Władze Biełgorodu odwołały w niedzielę stan wyjątkowy, wprowadzony po zdarzeniu z udziałem myśliwca Su-34, który "zgubił" nad miastem dwie bomby. Zdaniem byłych rosyjskich pilotów wojskowych wypowiadających się dla niezależnych dziennikarzy, jedynie "szczęśliwy zbieg okoliczności" sprawił, że jedna z nich nie wybuchła.
Biełgorodzkie lokalne media podały, że stan wyjątkowy w mieście obowiązywał od soboty, kiedy znaleziono drugą bombę, którą "zgubił" rosyjski myśliwiec Su-34, przelatujący w czwartek późnym wieczorem nad miastem. Bomba utkwiła w ziemi na głębokości siedmiu metrów, około 200 metrów od miejsca, gdzie doszło do wybuchu ładunku zrzuconego (według oficjalnych komunikatów – przypadkowo) przez ten sam samolot.
ZOBACZ TEŻ: Atak na Ukrainę. Relacja na żywo w tvn24.pl
Portale w Biełgorodzie opublikowały zdjęcia długiej kolumny autobusów, które wywoziły ludzi mieszkających w pobliżu miejsca, gdzie znaleziono ładunek. Bomba nie wybuchła. Zdaniem byłych rosyjskich lotników wojskowych, wypowiadających się dla niezależnego portalu Sota, zdecydował o tym "szczęśliwy zbieg okoliczności".

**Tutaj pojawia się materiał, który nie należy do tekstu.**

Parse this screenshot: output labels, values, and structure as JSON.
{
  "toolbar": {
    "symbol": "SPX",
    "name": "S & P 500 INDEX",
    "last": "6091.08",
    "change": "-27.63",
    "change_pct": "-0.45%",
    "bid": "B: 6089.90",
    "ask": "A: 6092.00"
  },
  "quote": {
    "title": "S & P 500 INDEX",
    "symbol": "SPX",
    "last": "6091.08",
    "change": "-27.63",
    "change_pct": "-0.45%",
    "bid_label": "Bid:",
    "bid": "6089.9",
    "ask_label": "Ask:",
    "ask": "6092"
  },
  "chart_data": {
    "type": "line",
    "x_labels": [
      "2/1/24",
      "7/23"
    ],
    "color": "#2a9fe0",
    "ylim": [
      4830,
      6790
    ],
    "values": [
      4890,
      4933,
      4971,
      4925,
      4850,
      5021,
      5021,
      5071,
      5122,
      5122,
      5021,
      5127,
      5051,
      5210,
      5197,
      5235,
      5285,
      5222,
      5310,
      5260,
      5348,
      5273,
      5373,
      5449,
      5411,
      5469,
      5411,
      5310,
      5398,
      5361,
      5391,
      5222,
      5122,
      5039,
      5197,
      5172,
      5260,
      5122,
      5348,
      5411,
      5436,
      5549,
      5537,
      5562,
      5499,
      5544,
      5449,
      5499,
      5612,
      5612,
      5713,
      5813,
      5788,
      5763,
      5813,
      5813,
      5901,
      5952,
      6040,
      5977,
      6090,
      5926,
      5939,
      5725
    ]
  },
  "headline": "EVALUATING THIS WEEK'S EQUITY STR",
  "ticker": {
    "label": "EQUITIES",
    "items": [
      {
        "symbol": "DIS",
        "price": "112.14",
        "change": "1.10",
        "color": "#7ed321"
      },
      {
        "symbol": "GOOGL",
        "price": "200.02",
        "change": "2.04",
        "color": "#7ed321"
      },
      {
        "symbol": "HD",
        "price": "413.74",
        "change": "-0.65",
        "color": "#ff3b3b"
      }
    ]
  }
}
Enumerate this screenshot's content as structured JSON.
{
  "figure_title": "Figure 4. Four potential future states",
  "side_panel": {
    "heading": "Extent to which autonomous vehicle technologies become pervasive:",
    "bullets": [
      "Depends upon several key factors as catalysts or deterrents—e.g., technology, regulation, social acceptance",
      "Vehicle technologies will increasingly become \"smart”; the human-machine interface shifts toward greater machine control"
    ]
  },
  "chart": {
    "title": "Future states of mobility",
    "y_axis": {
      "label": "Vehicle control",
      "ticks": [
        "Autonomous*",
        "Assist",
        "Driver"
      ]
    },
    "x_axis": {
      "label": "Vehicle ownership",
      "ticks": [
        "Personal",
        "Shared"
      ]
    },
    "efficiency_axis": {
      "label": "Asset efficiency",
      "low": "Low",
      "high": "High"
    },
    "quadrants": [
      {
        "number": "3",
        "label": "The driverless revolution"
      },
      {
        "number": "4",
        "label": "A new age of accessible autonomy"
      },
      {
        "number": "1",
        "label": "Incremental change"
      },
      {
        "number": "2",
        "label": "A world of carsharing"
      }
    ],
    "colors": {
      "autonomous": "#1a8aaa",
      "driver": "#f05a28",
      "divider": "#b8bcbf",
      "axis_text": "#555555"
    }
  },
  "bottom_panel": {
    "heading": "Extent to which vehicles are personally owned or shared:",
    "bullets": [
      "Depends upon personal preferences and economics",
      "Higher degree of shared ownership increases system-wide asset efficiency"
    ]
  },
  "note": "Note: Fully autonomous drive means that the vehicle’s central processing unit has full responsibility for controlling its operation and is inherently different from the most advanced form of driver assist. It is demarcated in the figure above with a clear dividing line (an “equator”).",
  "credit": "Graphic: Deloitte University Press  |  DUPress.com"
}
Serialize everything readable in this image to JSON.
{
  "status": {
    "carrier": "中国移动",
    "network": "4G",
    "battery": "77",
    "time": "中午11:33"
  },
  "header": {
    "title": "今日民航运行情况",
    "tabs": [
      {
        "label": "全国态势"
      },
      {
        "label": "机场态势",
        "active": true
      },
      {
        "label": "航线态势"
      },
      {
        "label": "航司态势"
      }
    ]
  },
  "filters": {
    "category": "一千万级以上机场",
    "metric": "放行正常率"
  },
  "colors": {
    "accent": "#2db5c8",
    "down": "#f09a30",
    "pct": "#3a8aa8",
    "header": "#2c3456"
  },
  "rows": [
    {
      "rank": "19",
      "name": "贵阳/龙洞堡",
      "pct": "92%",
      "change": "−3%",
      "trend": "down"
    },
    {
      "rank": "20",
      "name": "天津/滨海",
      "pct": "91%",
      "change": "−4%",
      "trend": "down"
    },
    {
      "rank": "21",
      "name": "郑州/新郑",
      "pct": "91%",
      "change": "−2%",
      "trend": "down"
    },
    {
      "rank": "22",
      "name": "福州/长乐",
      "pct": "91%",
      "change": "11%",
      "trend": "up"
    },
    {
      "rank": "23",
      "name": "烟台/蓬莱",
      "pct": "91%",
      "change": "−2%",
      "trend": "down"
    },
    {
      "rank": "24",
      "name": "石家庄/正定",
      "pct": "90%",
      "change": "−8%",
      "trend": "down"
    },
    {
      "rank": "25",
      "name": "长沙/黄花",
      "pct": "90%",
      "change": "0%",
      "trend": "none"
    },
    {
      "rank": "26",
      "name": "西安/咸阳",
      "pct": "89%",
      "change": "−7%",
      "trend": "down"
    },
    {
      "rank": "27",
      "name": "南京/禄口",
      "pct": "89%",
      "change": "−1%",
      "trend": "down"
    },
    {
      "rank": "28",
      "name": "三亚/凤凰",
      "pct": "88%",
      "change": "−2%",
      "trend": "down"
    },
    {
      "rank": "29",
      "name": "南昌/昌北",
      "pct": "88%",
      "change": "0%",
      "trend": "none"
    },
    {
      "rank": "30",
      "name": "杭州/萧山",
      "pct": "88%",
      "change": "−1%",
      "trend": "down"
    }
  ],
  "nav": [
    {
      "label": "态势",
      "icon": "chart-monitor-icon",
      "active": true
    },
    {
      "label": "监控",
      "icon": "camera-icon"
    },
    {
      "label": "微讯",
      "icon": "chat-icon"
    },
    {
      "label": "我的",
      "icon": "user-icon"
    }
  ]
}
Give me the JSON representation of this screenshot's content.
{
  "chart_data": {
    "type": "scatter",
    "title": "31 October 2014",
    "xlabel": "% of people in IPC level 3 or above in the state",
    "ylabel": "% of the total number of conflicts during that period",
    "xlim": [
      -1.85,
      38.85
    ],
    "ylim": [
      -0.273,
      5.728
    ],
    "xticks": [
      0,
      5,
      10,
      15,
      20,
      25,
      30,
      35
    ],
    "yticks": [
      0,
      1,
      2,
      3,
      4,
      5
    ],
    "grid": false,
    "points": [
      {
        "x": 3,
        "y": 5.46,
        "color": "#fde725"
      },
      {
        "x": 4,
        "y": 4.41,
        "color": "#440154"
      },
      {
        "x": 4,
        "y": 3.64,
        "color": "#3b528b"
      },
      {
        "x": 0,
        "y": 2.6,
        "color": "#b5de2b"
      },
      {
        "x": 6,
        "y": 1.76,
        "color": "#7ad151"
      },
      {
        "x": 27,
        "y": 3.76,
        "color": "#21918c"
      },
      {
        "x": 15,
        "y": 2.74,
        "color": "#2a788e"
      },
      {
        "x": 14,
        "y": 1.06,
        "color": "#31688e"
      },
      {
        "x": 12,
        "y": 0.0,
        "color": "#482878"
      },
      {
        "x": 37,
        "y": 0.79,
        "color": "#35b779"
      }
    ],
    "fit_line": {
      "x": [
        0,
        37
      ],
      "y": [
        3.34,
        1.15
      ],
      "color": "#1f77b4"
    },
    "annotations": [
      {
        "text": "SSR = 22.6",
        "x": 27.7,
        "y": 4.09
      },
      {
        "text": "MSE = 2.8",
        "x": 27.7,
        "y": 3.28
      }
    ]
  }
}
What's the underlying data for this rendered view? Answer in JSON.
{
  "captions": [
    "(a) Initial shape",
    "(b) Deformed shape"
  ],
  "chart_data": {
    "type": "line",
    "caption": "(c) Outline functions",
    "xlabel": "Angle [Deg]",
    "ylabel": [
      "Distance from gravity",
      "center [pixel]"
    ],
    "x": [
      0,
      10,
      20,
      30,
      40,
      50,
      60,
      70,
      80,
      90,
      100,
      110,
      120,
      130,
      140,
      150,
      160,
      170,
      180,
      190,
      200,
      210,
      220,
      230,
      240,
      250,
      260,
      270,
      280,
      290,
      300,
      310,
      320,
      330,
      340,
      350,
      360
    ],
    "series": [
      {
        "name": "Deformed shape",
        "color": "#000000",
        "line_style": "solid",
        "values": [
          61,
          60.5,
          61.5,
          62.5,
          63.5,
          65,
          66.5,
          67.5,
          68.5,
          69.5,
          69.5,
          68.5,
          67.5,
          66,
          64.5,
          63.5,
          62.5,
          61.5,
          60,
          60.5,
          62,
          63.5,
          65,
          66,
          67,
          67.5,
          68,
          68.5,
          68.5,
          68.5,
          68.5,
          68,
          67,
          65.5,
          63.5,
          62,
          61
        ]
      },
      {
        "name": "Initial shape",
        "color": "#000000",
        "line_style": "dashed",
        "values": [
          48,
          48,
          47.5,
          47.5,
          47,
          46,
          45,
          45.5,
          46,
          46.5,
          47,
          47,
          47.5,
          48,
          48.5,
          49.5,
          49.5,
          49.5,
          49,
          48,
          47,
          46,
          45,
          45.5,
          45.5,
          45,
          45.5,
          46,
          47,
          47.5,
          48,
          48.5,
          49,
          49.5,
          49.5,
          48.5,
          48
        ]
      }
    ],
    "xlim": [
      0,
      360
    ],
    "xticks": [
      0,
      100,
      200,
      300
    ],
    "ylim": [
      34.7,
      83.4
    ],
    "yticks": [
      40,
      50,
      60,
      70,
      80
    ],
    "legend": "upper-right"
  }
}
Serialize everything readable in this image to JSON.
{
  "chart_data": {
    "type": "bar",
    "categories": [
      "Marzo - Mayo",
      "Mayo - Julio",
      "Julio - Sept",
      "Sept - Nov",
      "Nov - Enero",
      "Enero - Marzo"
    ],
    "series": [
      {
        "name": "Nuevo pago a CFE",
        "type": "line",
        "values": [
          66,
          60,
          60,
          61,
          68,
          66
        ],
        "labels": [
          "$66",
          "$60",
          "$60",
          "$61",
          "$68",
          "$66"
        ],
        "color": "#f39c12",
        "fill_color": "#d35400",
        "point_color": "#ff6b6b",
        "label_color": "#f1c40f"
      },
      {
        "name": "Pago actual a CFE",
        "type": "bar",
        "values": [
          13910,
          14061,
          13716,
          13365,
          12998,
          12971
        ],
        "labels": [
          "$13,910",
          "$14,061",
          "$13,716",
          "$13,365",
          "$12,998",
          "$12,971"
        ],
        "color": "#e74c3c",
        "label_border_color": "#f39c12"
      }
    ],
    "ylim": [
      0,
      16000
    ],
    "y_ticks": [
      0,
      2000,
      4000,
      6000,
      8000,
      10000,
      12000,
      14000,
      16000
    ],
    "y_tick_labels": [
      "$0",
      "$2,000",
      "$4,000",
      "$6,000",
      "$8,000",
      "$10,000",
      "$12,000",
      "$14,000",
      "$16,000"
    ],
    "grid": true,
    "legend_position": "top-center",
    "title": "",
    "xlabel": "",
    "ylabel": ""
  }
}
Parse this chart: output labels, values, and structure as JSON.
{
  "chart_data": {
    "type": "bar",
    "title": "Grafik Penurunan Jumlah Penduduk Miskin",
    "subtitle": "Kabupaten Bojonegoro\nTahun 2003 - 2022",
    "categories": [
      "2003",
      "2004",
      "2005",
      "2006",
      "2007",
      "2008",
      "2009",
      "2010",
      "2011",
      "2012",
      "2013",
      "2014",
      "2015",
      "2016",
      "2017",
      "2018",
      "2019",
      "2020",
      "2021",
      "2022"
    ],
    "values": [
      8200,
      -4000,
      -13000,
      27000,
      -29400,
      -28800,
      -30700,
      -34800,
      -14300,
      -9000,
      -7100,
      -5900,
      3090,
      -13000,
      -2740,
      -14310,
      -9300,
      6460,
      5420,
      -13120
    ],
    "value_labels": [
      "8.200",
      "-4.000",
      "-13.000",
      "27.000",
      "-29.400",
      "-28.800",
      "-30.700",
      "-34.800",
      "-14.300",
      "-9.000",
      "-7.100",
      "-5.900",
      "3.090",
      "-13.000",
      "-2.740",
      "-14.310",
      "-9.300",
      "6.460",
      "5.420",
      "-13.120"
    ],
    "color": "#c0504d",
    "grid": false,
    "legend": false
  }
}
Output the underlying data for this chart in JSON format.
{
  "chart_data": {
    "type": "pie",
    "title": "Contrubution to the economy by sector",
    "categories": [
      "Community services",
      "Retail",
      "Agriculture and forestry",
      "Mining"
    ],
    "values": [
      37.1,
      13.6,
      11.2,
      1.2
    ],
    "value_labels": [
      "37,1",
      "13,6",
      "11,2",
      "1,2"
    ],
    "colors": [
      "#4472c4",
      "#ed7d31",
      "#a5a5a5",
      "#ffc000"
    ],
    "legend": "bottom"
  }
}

Rozmówcy Soty powiedzieli, że bomba, wywieziona w sobotę przez saperów na poligon, nie miała zapalnika uderzeniowego. Prawdopodobnie była ona ustawiona na spowodowanie wybuchu przed uderzeniem w ziemię, co jednak nie nastąpiło, ponieważ bomba mogła być stara i niektóre jej elementy mogły być zardzewiałe - tłumaczyli byli lotnicy.
Żarty o "bombardowaniu Woroneża"
- Tragedii, która mogła pochłonąć wiele ofiar, udało się uniknąć jedynie cudem - powiedział rosyjskiej sekcji rozgłośni Głos Ameryki redaktor naczelny zakazanego w Rosji niezależnego pisma "Jeżedniewnyj Żurnał" Aleksandr Ryklin, odnosząc się do zdarzenia w Biegłorodzie. - W ten koszmarny sposób spełniają się powszechne żarty o "bombardowaniu Woroneża" (znajdującego się obok Biełgorodu, władze tego miasta oskarżały o rzekome ataki ukraińskie siły zbrojne - red.). Rosjanie muszą przyzwyczaić się do myśli, że im dłużej trwa ta wojna, tym więcej będzie takich przypadków. Życie w miastach położonych w pobliżu frontu staje się po prostu niebezpieczne - dodał Ryklin.
Zdaniem opozycjonisty Leonida Gozmana, "Moskwa tak bardzo nie chce uznać technicznych możliwości Ukrainy bombardowania rosyjskich miast, że przyznała się do tego co Su-34 zgubił nad Biełgorodem". - Jest to nieco nieoczekiwane. Wszystko inne jest całkowicie logiczne. Uzbrojenie armii Putina nie tylko nie jest doskonałe, ale staje się zabójcze dla własnych obywateli - dodał polityk.
Nie pierwszy przypadek
Niezależna rosyjska internetowa telewizja Nastojaszczieje Wriemia przypomniała, że eksplozja bomby w Biełgorodzie nie jest pierwszym tego typu zdarzeniem w Rosji w ostatnim czasie.
"17 października 2022 roku w mieście Jejsk bombowiec Su-34 spadł na wieżowiec mieszkalny. Zginęło wtedy ponad dziesięć osób. 23 października zeszłego roku Su-30 runął na jednopiętrowy dom w Irkucku. Zginęło dwóch pilotów" - przypomniała stacja. Jej rozmówcy twierdzili, że załoga Su-34, który "zgubił" dwie bomby w Biełgorodzie, prawdopodobnie miała za zadanie zbombardowanie ukraińskiego Charkowa z dużej odległości.
W miejscu, gdzie wybuchła pierwsza bomba, zrzucona "przypadkowo" przez załogę samolotu, powstał krater o średnicy 20 metrów. Co najmniej trzy osoby zostały ranne. Zostało uszkodzonych kilka budynków i samochodów.